Sans compter que les références standards sont conçues à partir de concepts qui, loin d’être neutres, mènent à privilégier une conception cumulative de l’apprentissage. Ainsi, s’il doit être mesurable dans les disciplines concernées, cet apprentissage a toutes les chances d’être soumis à une pression normative, d’être confiné à des pratiques pédagogiques traditionnelles, et simplificatrices, seules à même de correspondre aux fameux standards, mais peu efficaces quant à former le sens critique et la capacité de comprendre le monde dans sa complexité. Certes, il est souhaitable, par souci démocratique, que l’école publique rende des comptes sur son action et ses résultats. Mais si elle ne devait le faire qu’à travers des mesures standards, issues pour l’essentiel d’une idéologie managériale n’ayant rien à voir avec la culture éducative, cela serait très dommageable à la qualité de l’enseignement.

Quelle initiative?

Quant à l’éventuelle initiative du parti radical, à l’évidence, elle ne fera qu’alourdir cette tendance. Tout en exerçant une pression globale sur le système éducatif afin d’y empêcher l’innovation et, notamment, comme cela a été clairement explicité, d’y généraliser à long terme le principe d’une évaluation chiffrée.

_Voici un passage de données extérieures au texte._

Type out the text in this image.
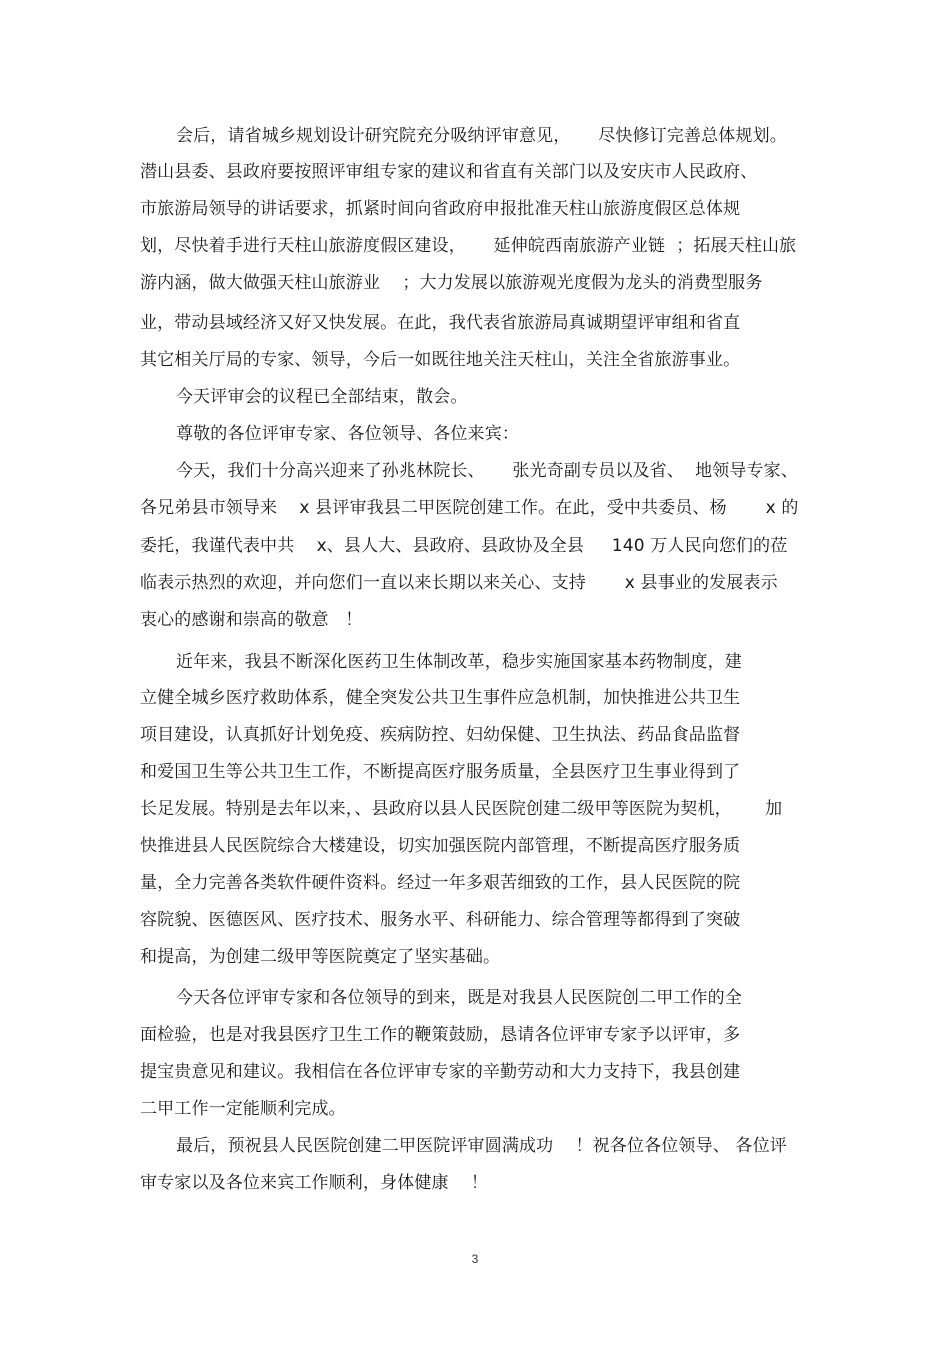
会后，请省城乡规划设计研究院充分吸纳评审意见，     尽快修订完善总体规划。
潜山县委、县政府要按照评审组专家的建议和省直有关部门以及安庆市人民政府、
市旅游局领导的讲话要求，抓紧时间向省政府申报批准天柱山旅游度假区总体规
划，尽快着手进行天柱山旅游度假区建设，     延伸皖西南旅游产业链  ；拓展天柱山旅
游内涵，做大做强天柱山旅游业    ；大力发展以旅游观光度假为龙头的消费型服务
业，带动县域经济又好又快发展。在此，我代表省旅游局真诚期望评审组和省直
其它相关厅局的专家、领导，今后一如既往地关注天柱山，关注全省旅游事业。
今天评审会的议程已全部结束，散会。
尊敬的各位评审专家、各位领导、各位来宾：
今天，我们十分高兴迎来了孙兆林院长、     张光奇副专员以及省、  地领导专家、
各兄弟县市领导来    x 县评审我县二甲医院创建工作。在此，受中共委员、杨       x 的
委托，我谨代表中共    x、县人大、县政府、县政协及全县     140 万人民向您们的莅
临表示热烈的欢迎，并向您们一直以来长期以来关心、支持       x 县事业的发展表示
衷心的感谢和崇高的敬意   ！
近年来，我县不断深化医药卫生体制改革，稳步实施国家基本药物制度，建
立健全城乡医疗救助体系，健全突发公共卫生事件应急机制，加快推进公共卫生
项目建设，认真抓好计划免疫、疾病防控、妇幼保健、卫生执法、药品食品监督
和爱国卫生等公共卫生工作，不断提高医疗服务质量，全县医疗卫生事业得到了
长足发展。特别是去年以来，、县政府以县人民医院创建二级甲等医院为契机，      加
快推进县人民医院综合大楼建设，切实加强医院内部管理，不断提高医疗服务质
量，全力完善各类软件硬件资料。经过一年多艰苦细致的工作，县人民医院的院
容院貌、医德医风、医疗技术、服务水平、科研能力、综合管理等都得到了突破
和提高，为创建二级甲等医院奠定了坚实基础。
今天各位评审专家和各位领导的到来，既是对我县人民医院创二甲工作的全
面检验，也是对我县医疗卫生工作的鞭策鼓励，恳请各位评审专家予以评审，多
提宝贵意见和建议。我相信在各位评审专家的辛勤劳动和大力支持下，我县创建
二甲工作一定能顺利完成。
最后，预祝县人民医院创建二甲医院评审圆满成功    ！祝各位各位领导、 各位评
审专家以及各位来宾工作顺利，身体健康    ！
3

En revanche, s’il y avait aujourd’hui, en matière scolaire, une initiative populaire à lancer au niveau fédéral, ce serait une initiative qui étende à tous les cantons les objectifs de l’article 4 de la loi genevoise sur l’instruction publique, qui ont été repris pour l’essentiel dans une récente déclaration des cantons romands, mais qu’il s’agirait de faire prendre plus au sérieux. Construire une école de toutes et tous, qui agisse contre les inégalités sociales en matière de formation, une école qui s’efforce aussi de former au sens critique, voilà ce qui devrait être affirmé dans la Constitution. Ce qui n’est peut-être pas dans l’air du temps. Mais ce qui est au cœur même des exigences de la démocratie en matière de formation.